Donnie Kwak: It’s rare for me to arrive late aboard the bandwagon of a Korean American musician—call it ethnic pride, or maybe ethnic obligation—but such was the case with Yaeji. Oh, I definitely was aware of Yaeji and her artfully oversized clothing and trademark circular specs. Having skimmed a couple of Yaeji’s videos, I also knew that she rap-sung mostly in Korean and a little in English. I even partook in group chats about Yaeji, because—well, ethnic pride and ethnic obligation. But honestly I hadn’t paid particularly close attention to Yaeji’s music.

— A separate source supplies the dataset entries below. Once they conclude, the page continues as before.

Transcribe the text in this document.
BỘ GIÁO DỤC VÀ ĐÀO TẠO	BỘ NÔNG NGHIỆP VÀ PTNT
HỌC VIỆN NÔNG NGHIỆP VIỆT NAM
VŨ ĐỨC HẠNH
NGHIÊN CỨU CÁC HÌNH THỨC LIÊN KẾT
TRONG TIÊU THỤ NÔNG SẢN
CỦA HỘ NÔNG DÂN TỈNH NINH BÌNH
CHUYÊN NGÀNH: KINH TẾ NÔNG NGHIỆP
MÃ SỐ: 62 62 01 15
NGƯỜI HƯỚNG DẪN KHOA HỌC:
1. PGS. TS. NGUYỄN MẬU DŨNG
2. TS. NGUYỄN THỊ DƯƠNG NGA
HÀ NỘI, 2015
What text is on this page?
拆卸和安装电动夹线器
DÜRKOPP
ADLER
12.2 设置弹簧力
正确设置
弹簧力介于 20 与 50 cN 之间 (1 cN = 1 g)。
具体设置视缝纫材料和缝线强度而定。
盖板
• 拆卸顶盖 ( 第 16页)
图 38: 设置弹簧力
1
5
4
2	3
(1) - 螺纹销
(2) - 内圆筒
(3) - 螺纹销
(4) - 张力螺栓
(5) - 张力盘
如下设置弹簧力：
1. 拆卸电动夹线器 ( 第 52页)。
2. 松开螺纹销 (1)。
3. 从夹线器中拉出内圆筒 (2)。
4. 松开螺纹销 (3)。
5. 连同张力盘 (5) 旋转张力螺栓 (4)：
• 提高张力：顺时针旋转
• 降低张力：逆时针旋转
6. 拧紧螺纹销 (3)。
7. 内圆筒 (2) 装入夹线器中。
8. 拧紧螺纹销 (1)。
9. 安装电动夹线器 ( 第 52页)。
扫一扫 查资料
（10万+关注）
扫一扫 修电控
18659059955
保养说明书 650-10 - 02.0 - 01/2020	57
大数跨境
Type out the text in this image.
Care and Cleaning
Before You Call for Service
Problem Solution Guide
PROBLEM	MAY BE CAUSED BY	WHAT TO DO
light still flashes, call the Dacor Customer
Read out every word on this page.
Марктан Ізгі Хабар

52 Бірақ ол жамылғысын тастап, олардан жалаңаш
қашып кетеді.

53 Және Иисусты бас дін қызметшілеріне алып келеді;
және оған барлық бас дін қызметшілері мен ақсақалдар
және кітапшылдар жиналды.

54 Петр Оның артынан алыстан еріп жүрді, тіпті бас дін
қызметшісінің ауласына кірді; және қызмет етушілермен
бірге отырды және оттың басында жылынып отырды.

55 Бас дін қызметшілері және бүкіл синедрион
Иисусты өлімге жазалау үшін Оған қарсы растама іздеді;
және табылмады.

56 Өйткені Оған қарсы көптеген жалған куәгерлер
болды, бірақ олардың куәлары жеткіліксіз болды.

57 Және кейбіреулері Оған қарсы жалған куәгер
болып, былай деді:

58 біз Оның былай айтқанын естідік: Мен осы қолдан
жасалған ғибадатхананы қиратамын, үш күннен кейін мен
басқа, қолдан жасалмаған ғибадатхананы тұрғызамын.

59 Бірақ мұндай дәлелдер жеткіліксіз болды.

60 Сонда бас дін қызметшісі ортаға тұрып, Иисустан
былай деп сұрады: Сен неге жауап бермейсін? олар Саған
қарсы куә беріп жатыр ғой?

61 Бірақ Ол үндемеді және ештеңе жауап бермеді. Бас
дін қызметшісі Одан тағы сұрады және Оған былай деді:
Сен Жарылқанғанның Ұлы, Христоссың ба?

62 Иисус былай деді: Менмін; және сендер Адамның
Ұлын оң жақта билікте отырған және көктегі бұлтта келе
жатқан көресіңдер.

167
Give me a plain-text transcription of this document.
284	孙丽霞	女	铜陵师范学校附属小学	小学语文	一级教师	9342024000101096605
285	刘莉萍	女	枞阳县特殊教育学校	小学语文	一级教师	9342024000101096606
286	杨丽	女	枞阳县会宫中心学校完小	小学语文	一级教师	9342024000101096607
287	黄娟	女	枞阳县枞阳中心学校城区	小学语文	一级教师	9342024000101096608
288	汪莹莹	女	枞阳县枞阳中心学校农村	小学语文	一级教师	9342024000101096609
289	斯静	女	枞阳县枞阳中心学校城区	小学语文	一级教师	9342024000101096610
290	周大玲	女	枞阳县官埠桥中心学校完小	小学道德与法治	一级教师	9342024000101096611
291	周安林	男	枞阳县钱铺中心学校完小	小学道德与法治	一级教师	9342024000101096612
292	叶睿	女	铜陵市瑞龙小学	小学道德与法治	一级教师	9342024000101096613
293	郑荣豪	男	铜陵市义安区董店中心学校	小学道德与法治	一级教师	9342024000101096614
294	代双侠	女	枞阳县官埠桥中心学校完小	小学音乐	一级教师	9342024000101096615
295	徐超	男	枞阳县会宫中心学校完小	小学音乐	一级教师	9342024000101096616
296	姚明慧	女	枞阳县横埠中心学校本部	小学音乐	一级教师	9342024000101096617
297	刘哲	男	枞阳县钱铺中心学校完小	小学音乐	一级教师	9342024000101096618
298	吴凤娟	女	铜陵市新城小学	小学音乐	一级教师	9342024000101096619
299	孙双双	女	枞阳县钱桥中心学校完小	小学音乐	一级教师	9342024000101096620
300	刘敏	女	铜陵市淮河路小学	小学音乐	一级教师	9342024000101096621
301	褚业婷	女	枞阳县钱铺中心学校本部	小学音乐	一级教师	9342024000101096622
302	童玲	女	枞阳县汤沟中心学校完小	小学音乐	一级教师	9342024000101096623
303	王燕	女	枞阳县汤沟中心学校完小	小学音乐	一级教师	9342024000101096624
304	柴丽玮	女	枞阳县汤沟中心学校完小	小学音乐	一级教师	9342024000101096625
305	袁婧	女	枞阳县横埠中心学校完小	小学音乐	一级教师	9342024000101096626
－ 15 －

That all changed a few weeks ago when I saw the following question in our Ringer office Slack: Does anyone else listen to Yaeji? It was posted not by one of my Korean American colleagues, but Kevin O’Connor, who seems to be as obsessive about music as he is the NBA. My curiosity was piqued. “Drink I’m Sippin On,” Yaeji’s biggest song thus far, has me hooked. “Hip-house” is what I’ve seen to describe Yaeji’s music; “ASMR rap” would be my moniker. Call her 21 Serene. (Her regular speaking voice is no less enchanting.) So thanks, Kevin. I was so used to being an evangelist that I forgot how it feels to be a convert.

Four Tet, ‘New Energy’

Andrew Gruttadaro: I came onto Four Tet because of 2010’s There Is Love in You, which makes sense: You will not find me in the house music streets all too often, and There Is Love in You was, by far, Four Tet’s most accessible record. New Energy is a close second, though, a sprawling instrumental album that ties together all of Kieran Hebden’s musical influences—jazz, electronica, classical, pop—and puts them on top of a beat. “Two Thousand and Seventeen” leans on plucked strings and a murmuring bass line to make a fantasy out of this year, far more peaceful and serene. “Lush” is an upbeat club jam driven by marimba. “Daughter” utilizes vocal loops and hip-hop-evoking percussion. New Energy has highs and lows, interludes and drawn-out reveries, contemplations and exultations. It’s a journey of an album, one that I didn’t know I needed; one that says plenty without saying anything at all.

Faith Healer, ‘Try ;-)’

Lindsay Zoladz: One of my favorite new musical discoveries of the year has been Faith Healer, a Canadian indie-rock duo who last month released a quietly excellent album called Try ;-). (Yes, the winky emoticon is included in the title! And yes, the album is good enough to justify that kind of whimsy!) The best way I can describe their sound is “cosmic garage rock”—boots stomping on the ground, eyes on the constellations. Frontwoman Jessica Jalbert sings with this deadpan cool that reminds me of Trish Keenan, the dearly departed voice of the great British band Broadcast. (Faith Healer was previously Jalbert’s solo project, but for this album she achieves a fuller sound with the addition of the multi-instrumentalist Renny Wilson.) Her lyrics are straightforward but wise: “Nothing is as good as the feeling of waiting,” she sings on the opening track, to the beat of an old telephone’s busy signal. Faith Healer have quite a few tricks up their sleeve: “Might As Well” bounces along to a bluesy guitar lick; “Sterling Silver” has the incense-thick atmosphere of early Beach House. But my favorite song on the record has got to be “Light of Loving,” an ominous, kraut-rock-ish drone that eventually explodes into a freewheeling jam session. Good vibes all around.